7. В связи с предыдущим - Рихтер любил говорить о том, как важно во-время начать то или иное произведение. Например, перед сонатой си-минор Листа надо неподвижно сидеть и считать про себя медленно до 25-ти, и только когда публика тоже совершенно замрёт, в полной тишине взять эту первую октаву “соль” стаккато, а вот соль-минорную сонату Шумана надо начинать сразу, едва поклонившись, иначе не то настроение будет. По этому поводу он рассказывал следующую историю. -
Париж. Рихтера приглашают послушать концерт молодого французского пианиста. “Наша будущая звезда, необыкновенно талантливый мальчик!” - Полный зал Плейель. Первым номером должна исполняться как раз соль-минорная соната Шумана. Как все пианисты знают, она начинается с очень громкого и довольно длинного аккорда (трезвучие соль-минор). Молодой пианист очень нервничает, долго не решается начать (это его первый сольный концерт в таком знаменитом зале, да ещё, наверное, ему сказали, что Рихтер в публике). Он ёрзает на стуле, подкручивает высоту стула то выше, то ниже, поправляет причёску, достаёт платок, убирает платок, примеривается... Наконец, поднимает руки, нацеливается, замахивается, изо всех сил берёт аккорд - и, не рассчитав, по инерции головой ударяется об острый край рояля, падает, теряет сознание, Его уносят.

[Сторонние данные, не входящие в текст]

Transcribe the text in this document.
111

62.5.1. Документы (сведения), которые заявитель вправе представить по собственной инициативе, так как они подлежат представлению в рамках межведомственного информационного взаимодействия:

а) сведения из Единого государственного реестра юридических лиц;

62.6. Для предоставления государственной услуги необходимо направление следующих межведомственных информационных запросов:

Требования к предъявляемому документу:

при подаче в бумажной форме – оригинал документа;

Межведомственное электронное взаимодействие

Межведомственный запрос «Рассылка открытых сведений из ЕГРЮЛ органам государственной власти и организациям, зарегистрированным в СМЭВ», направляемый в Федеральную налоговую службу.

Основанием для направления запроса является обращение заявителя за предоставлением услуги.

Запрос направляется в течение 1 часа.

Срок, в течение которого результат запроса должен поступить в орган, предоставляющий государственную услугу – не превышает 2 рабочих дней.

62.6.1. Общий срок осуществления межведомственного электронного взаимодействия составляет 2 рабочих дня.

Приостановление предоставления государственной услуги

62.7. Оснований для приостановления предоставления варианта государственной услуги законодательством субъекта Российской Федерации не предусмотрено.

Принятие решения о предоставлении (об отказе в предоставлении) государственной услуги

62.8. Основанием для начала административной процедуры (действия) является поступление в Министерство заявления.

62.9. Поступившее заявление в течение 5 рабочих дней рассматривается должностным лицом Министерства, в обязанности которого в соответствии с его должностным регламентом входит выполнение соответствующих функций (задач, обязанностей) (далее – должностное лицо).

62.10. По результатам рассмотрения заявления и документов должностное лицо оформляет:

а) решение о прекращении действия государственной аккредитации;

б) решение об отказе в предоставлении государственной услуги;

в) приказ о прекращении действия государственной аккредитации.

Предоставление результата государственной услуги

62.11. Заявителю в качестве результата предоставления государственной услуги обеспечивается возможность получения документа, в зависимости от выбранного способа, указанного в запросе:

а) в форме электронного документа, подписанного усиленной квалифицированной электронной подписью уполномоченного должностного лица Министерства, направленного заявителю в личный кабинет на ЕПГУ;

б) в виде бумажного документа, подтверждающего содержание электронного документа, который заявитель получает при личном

Концерт отменяется, “и, - говорит Рихтер, -об этом мальчике больше никто никогда не слышал!”
8. Рихтер и Глен Гульд (эту историю я слышал от Бруно Монсенжона, с которым 3 часа ехали в поезде в Париж после одного фестиваля. Монсенжон - близкий друг Гульда, сделал много фильмов про него, а также знаменитый фильм о Рихтере. После смерти Рихтера был допущен к его архивам и издал книгу “Дневники Рихтера”. Знает, как он говорит, 18 языков, так что разговаривали мы по-русски. Кроме этой истории, которую см. ниже, рассказывал много интересного про Гульда, например, что тот не имел дома рояля, а занимался только
“в уме”, лёжа на диване и читая ноты. Потом приходил в студию и всё безупречно играл, а если что-то не получалось, какая-то нота не прозвучала, говорил “сегодня что-то инструмент не в порядке!” и уходил домой.)

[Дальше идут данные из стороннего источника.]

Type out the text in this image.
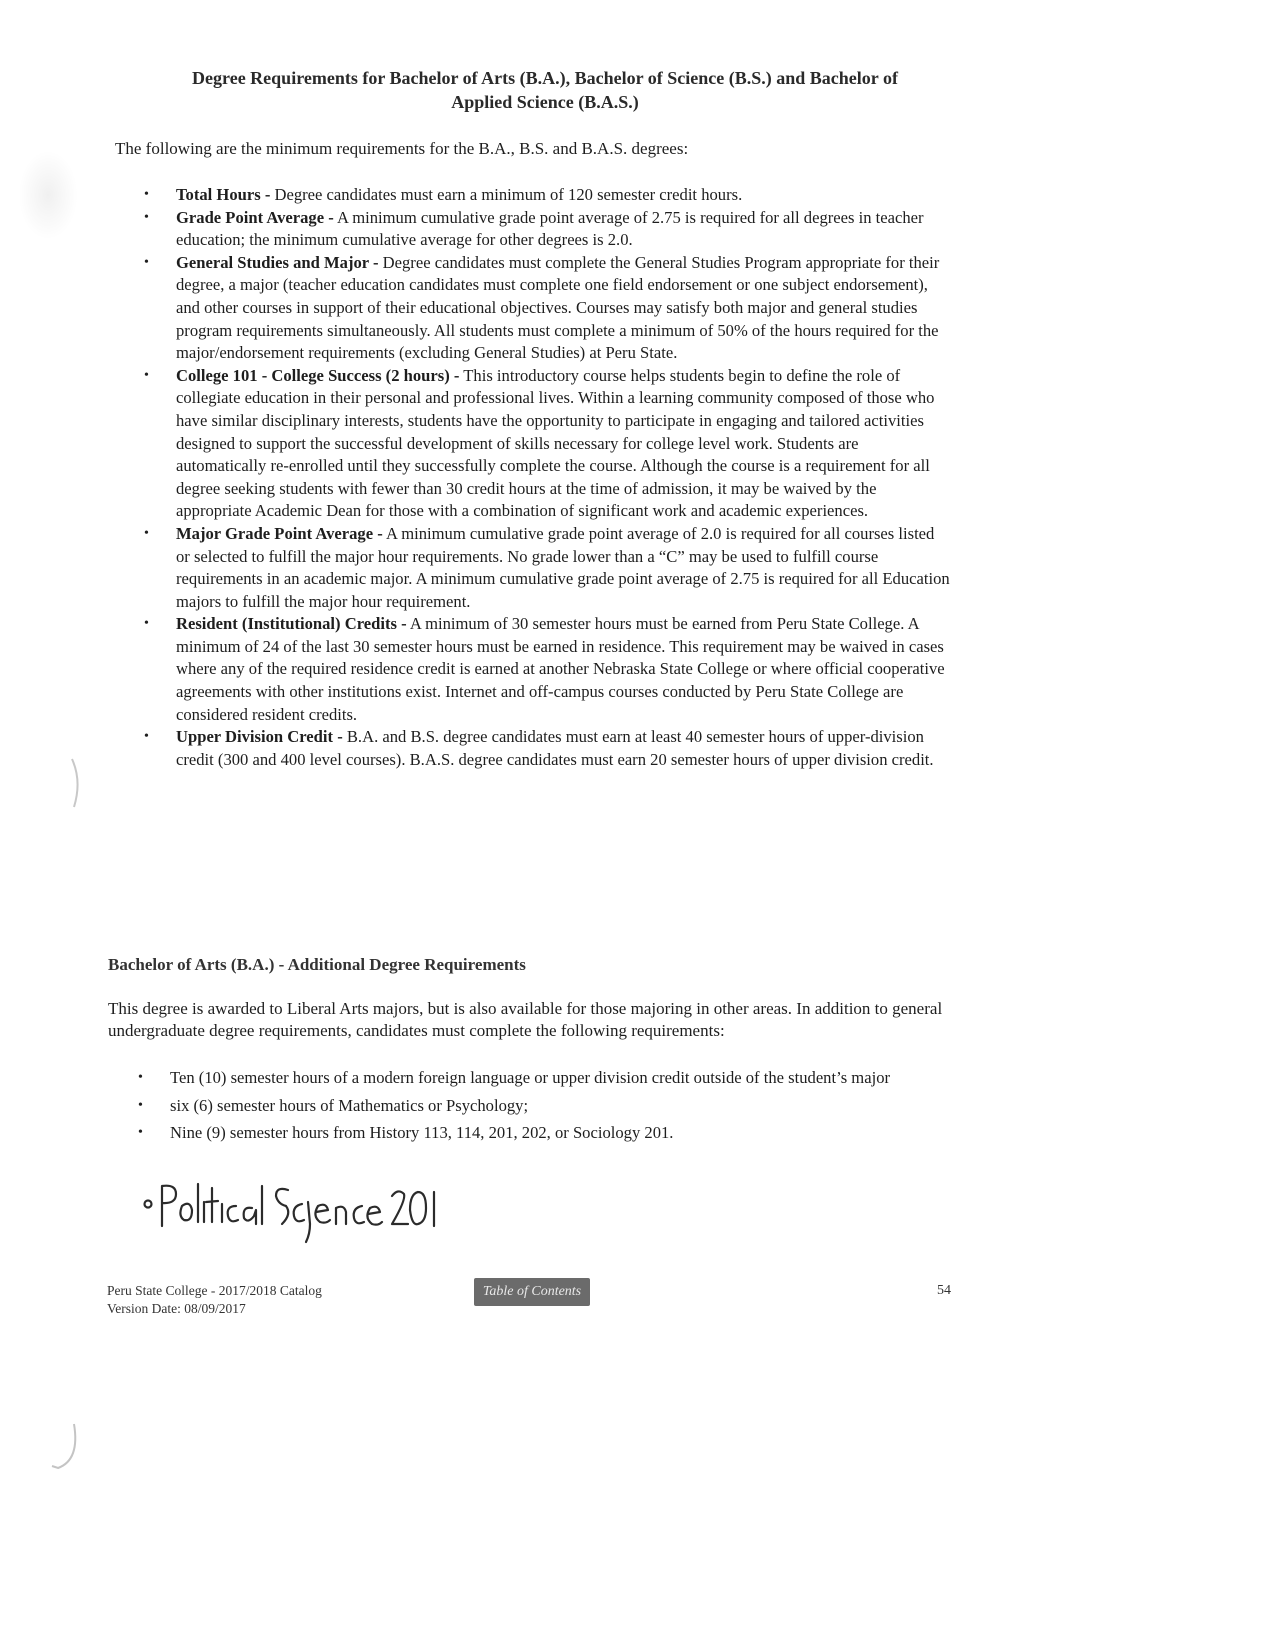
Degree Requirements for Bachelor of Arts (B.A.), Bachelor of Science (B.S.) and Bachelor of
Applied Science (B.A.S.)
The following are the minimum requirements for the B.A., B.S. and B.A.S. degrees:
• Total Hours - Degree candidates must earn a minimum of 120 semester credit hours.
• Grade Point Average - A minimum cumulative grade point average of 2.75 is required for all degrees in teacher education; the minimum cumulative average for other degrees is 2.0.
• General Studies and Major - Degree candidates must complete the General Studies Program appropriate for their degree, a major (teacher education candidates must complete one field endorsement or one subject endorsement), and other courses in support of their educational objectives. Courses may satisfy both major and general studies program requirements simultaneously. All students must complete a minimum of 50% of the hours required for the major/endorsement requirements (excluding General Studies) at Peru State.
• College 101 - College Success (2 hours) - This introductory course helps students begin to define the role of collegiate education in their personal and professional lives. Within a learning community composed of those who have similar disciplinary interests, students have the opportunity to participate in engaging and tailored activities designed to support the successful development of skills necessary for college level work. Students are automatically re-enrolled until they successfully complete the course. Although the course is a requirement for all degree seeking students with fewer than 30 credit hours at the time of admission, it may be waived by the appropriate Academic Dean for those with a combination of significant work and academic experiences.
• Major Grade Point Average - A minimum cumulative grade point average of 2.0 is required for all courses listed or selected to fulfill the major hour requirements. No grade lower than a “C” may be used to fulfill course requirements in an academic major. A minimum cumulative grade point average of 2.75 is required for all Education majors to fulfill the major hour requirement.
• Resident (Institutional) Credits - A minimum of 30 semester hours must be earned from Peru State College. A minimum of 24 of the last 30 semester hours must be earned in residence. This requirement may be waived in cases where any of the required residence credit is earned at another Nebraska State College or where official cooperative agreements with other institutions exist. Internet and off-campus courses conducted by Peru State College are considered resident credits.
• Upper Division Credit - B.A. and B.S. degree candidates must earn at least 40 semester hours of upper-division credit (300 and 400 level courses). B.A.S. degree candidates must earn 20 semester hours of upper division credit.
Bachelor of Arts (B.A.) - Additional Degree Requirements
This degree is awarded to Liberal Arts majors, but is also available for those majoring in other areas. In addition to general undergraduate degree requirements, candidates must complete the following requirements:
• Ten (10) semester hours of a modern foreign language or upper division credit outside of the student’s major
• six (6) semester hours of Mathematics or Psychology;
• Nine (9) semester hours from History 113, 114, 201, 202, or Sociology 201.
Peru State College - 2017/2018 Catalog
Version Date: 08/09/2017
Table of Contents	54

Итак, однажды Гульд сказал Монсенжону: “Послушайте, почему у Рихтера такие плохие записи? Такой великий пианист и такие плохие записи! Он просто не умеет записывать! Я знаю, вы едете сейчас к нему на фестиваль в Тур, так скажите ему - я его приглашаю ко мне домой, он может жить у меня сколько угодно, хоть год, и мы сделаем с ним замечательные записи, он может играть всё, что он хочет, и я сам буду сидеть за пультом!”

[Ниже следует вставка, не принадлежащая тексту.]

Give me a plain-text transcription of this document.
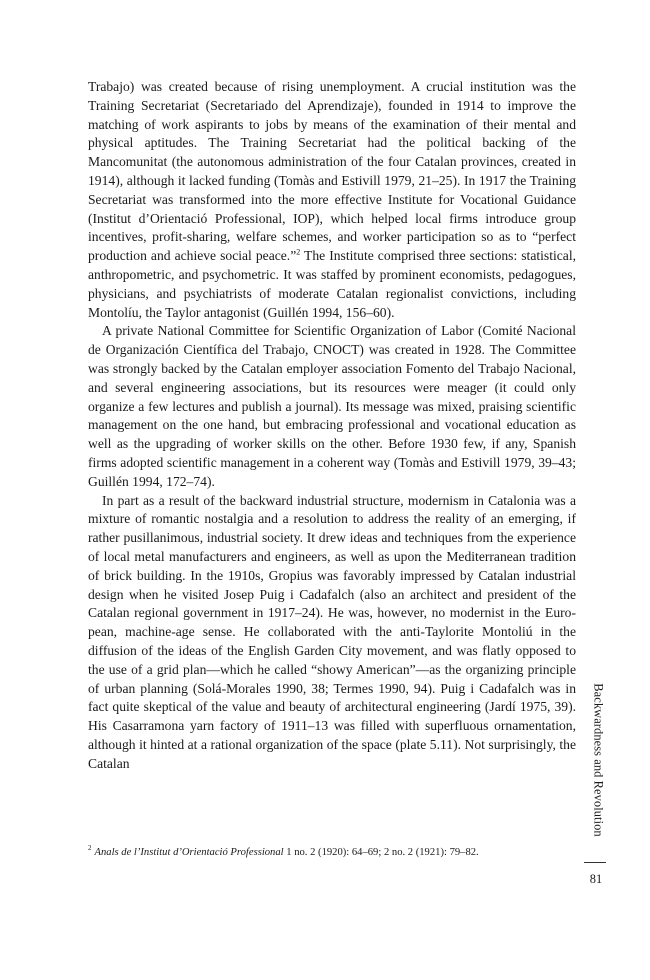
Trabajo) was created because of rising unemployment. A crucial institution was the Training Secretariat (Secretariado del Aprendizaje), founded in 1914 to improve the matching of work aspirants to jobs by means of the examination of their mental and physical aptitudes. The Training Secretariat had the political backing of the Mancomunitat (the autonomous administration of the four Catalan provinces, created in 1914), although it lacked funding (Tomàs and Estivill 1979, 21–25). In 1917 the Training Secretariat was transformed into the more effective Institute for Vocational Guidance (Institut d’Orientació Professional, IOP), which helped local firms introduce group incentives, profit-sharing, welfare schemes, and worker participation so as to “perfect production and achieve social peace.”$^2$ The Institute comprised three sections: statistical, anthropometric, and psychometric. It was staffed by prominent economists, pedagogues, physicians, and psychiatrists of moderate Catalan regionalist convictions, including Montolíu, the Taylor antagonist (Guillén 1994, 156–60).

A private National Committee for Scientific Organization of Labor (Comité Nacional de Organización Científica del Trabajo, CNOCT) was created in 1928. The Committee was strongly backed by the Catalan employer association Fomento del Trabajo Nacional, and several engineering associations, but its resources were meager (it could only organize a few lectures and publish a journal). Its message was mixed, praising scientific management on the one hand, but embracing professional and vocational education as well as the upgrading of worker skills on the other. Before 1930 few, if any, Spanish firms adopted scientific management in a coherent way (Tomàs and Estivill 1979, 39–43; Guillén 1994, 172–74).

In part as a result of the backward industrial structure, modernism in Catalonia was a mixture of romantic nostalgia and a resolution to address the reality of an emerging, if rather pusillanimous, industrial society. It drew ideas and techniques from the experience of local metal manufacturers and engineers, as well as upon the Mediterranean tradition of brick building. In the 1910s, Gropius was favorably impressed by Catalan industrial design when he visited Josep Puig i Cadafalch (also an architect and president of the Catalan regional government in 1917–24). He was, however, no modernist in the European, machine-age sense. He collaborated with the anti-Taylorite Montoliú in the diffusion of the ideas of the English Garden City movement, and was flatly opposed to the use of a grid plan—which he called “showy American”—as the organizing principle of urban planning (Solá-Morales 1990, 38; Termes 1990, 94). Puig i Cadafalch was in fact quite skeptical of the value and beauty of architectural engineering (Jardí 1975, 39). His Casarramona yarn factory of 1911–13 was filled with superfluous ornamentation, although it hinted at a rational organization of the space (plate 5.11). Not surprisingly, the Catalan

$^2$ Anals de l’Institut d’Orientació Professional 1 no. 2 (1920): 64–69; 2 no. 2 (1921): 79–82.
Backwardness and Revolution
81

Монсенжон поехал в Тур. Встречает Рихтера. “Святослав Теофилович, вам большой привет от Глена Гульда!” - “А. спасибо, спасибо, ну как он?” - “Хорошо, вот только что записал снова Гольдберг-вариации” - “Ну что, - говорит Рихтер, - делает он теперь все повторения?” - “Многие” - отвечает Монсенжон. - “Нет-нет, - говорит Рихтер, - надо обязательно ВСЕ делать!” - (Этот вопрос возник уже давно, во время первого и единственного визита Гульда в Москву, он играл тогда эти Вариации, а потом был у Рихтера дома, и тот попенял ему, что, мол, надо обязательно все повторения делать).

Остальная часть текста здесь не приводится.